Yes your second idea seems to flow even better.

Or possibly, "on darkened minds". ???

Ol' Man Keith said...

Hmm. A good suggestion, Sandy. Thank you.
I didn't much care for the formality of the preposition "upon," but I stayed with it for the syllable count (needing 5 for the strictest rule).

Happily "into" keeps the count and doesn't have the same stuffiness.
It also allows for a subtlety that surprised me. I mean the hint of a double meaning--as we may hear "mines" in place of "minds." I certainly wouldn't mean that literally, but I wouldn't want to lose that touch either--the image of shining a light into dark caverns.
The monosyllable "on" wouldn't permit that thought to occur.
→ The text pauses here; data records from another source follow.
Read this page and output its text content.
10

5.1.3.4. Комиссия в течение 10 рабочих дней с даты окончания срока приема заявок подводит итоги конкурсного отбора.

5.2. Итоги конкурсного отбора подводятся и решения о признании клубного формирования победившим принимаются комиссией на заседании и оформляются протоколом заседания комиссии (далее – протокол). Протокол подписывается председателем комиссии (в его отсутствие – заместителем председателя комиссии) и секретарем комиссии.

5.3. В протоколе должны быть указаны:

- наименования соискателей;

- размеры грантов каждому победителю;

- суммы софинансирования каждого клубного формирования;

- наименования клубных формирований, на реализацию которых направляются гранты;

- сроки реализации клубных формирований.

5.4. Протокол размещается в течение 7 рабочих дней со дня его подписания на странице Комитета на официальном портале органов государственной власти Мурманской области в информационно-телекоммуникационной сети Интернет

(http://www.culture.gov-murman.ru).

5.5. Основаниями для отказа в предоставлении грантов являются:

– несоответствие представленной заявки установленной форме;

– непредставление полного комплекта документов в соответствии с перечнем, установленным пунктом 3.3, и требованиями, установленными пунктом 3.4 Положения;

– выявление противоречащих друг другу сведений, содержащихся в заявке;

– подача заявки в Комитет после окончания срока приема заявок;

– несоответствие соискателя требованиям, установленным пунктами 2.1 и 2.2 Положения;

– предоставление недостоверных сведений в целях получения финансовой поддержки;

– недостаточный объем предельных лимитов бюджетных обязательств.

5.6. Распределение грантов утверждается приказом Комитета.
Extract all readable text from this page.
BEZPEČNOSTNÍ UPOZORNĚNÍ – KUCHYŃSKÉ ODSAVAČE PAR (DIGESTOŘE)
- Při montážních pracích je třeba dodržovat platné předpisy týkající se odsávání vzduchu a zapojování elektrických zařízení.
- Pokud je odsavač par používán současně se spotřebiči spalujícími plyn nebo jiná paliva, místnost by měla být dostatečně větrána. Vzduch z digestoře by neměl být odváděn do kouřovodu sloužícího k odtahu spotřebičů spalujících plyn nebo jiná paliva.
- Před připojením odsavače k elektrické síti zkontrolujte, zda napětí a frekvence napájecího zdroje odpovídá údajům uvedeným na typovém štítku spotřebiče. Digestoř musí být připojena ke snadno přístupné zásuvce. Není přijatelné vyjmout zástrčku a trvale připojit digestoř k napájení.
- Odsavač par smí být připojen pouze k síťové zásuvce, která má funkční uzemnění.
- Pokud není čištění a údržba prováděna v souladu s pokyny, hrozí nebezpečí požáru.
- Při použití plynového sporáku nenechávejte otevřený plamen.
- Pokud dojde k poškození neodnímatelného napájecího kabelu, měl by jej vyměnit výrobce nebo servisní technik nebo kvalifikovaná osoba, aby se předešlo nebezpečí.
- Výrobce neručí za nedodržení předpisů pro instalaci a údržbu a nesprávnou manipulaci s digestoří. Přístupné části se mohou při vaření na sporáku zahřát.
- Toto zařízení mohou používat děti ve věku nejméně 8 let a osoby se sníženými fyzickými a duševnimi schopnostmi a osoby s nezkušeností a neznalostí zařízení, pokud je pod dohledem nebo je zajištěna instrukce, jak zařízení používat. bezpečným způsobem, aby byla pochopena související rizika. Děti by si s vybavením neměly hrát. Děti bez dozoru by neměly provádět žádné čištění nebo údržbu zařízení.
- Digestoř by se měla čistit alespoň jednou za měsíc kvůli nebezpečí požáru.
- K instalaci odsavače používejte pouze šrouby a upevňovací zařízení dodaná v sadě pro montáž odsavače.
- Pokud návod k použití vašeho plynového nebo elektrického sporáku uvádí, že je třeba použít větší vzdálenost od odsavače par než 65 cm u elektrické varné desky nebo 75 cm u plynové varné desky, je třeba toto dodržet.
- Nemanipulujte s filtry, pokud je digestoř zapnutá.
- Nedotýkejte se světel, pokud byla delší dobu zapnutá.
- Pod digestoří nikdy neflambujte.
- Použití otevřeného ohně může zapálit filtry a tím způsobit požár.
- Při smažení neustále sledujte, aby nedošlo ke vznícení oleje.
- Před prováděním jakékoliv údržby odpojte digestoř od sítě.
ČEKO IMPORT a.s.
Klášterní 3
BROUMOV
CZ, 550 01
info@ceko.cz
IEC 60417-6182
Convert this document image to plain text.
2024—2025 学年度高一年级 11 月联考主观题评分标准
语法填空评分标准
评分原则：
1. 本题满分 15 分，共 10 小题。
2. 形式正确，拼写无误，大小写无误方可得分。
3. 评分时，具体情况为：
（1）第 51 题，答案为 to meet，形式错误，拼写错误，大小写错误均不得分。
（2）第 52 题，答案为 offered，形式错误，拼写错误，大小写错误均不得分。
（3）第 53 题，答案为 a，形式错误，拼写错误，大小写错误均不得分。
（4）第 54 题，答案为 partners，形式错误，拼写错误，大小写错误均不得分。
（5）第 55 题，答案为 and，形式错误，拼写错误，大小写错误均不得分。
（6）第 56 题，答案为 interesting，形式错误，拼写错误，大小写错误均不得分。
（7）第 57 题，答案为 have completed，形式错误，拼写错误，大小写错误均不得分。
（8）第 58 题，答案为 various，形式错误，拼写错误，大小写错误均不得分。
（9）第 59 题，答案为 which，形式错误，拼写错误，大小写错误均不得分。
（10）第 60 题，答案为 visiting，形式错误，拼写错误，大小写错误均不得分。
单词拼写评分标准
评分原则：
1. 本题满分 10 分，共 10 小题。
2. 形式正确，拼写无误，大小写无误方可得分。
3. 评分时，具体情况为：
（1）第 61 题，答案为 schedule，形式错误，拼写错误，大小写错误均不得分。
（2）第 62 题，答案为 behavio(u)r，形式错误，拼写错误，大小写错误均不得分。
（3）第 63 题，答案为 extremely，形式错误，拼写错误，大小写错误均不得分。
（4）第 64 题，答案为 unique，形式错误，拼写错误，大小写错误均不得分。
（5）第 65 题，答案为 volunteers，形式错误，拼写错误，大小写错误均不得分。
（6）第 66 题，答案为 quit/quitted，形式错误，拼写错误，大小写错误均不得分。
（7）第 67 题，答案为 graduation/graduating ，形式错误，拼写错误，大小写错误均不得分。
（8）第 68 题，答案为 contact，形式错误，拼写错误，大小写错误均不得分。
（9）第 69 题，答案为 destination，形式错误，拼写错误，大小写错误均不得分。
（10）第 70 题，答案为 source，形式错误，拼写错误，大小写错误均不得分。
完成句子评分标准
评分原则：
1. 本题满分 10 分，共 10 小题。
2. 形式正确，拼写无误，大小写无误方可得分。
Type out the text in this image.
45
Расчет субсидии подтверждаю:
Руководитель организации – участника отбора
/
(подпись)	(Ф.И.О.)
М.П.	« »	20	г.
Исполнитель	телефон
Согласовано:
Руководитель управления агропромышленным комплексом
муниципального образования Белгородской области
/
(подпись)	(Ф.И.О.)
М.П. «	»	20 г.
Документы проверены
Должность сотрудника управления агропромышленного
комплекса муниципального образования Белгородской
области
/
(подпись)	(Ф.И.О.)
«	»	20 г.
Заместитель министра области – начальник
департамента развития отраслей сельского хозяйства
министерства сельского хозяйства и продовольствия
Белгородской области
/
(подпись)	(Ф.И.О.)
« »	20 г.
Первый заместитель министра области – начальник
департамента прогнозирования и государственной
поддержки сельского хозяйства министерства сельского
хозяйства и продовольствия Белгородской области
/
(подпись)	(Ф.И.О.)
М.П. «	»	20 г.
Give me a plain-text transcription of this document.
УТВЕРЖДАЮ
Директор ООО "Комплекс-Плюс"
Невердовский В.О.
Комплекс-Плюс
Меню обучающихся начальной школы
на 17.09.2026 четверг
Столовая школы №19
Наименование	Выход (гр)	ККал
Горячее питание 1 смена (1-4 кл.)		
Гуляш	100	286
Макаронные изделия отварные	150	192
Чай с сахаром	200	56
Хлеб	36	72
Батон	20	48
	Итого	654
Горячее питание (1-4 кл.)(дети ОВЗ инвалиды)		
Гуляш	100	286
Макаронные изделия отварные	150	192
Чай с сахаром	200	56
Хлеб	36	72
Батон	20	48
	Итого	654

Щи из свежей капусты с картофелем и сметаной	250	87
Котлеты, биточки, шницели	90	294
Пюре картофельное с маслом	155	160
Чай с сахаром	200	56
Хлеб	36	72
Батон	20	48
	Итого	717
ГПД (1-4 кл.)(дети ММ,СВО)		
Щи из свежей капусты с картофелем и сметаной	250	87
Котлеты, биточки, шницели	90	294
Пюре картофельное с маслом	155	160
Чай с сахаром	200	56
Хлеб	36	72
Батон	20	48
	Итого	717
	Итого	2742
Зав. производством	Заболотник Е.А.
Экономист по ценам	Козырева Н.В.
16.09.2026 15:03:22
I do like the sound of the simple "on," so II'll still think about it. Thanks, again

And I like the plural "minds." It implies the poet expects more than one reader... Heheheh.
~ OMK

Misty said...

I found "into darkened minds" a lovely ending.

Wilbur Charles said...

Sorry for not getting a post in FLN. I composed one but didn't post. Then it was on my phone still this morning and I thought I posted it at 7sm EDT. But no sign of it.

Sunday is busy day for me. I finally got started after noon then a grocery store run intervened. While in a long line I got my phone out and the grocery list and jotted down the four J's. I had previously got five of the 6*6's and the brief hiatus to the store and a peak at Misty's poem and I had all six. The riddle-solution may have also been gotten quickly from effectively a Misty spoonerism.

I worked the 4*4 riddle-solution out once I had 9 letters. I'll have to look at OMK's poems now that I have 10 words and two riddle-solutions. Keith has gotten very clever and intricate these days.

As I learned from Bilbo himself, daily poetic practice hones one.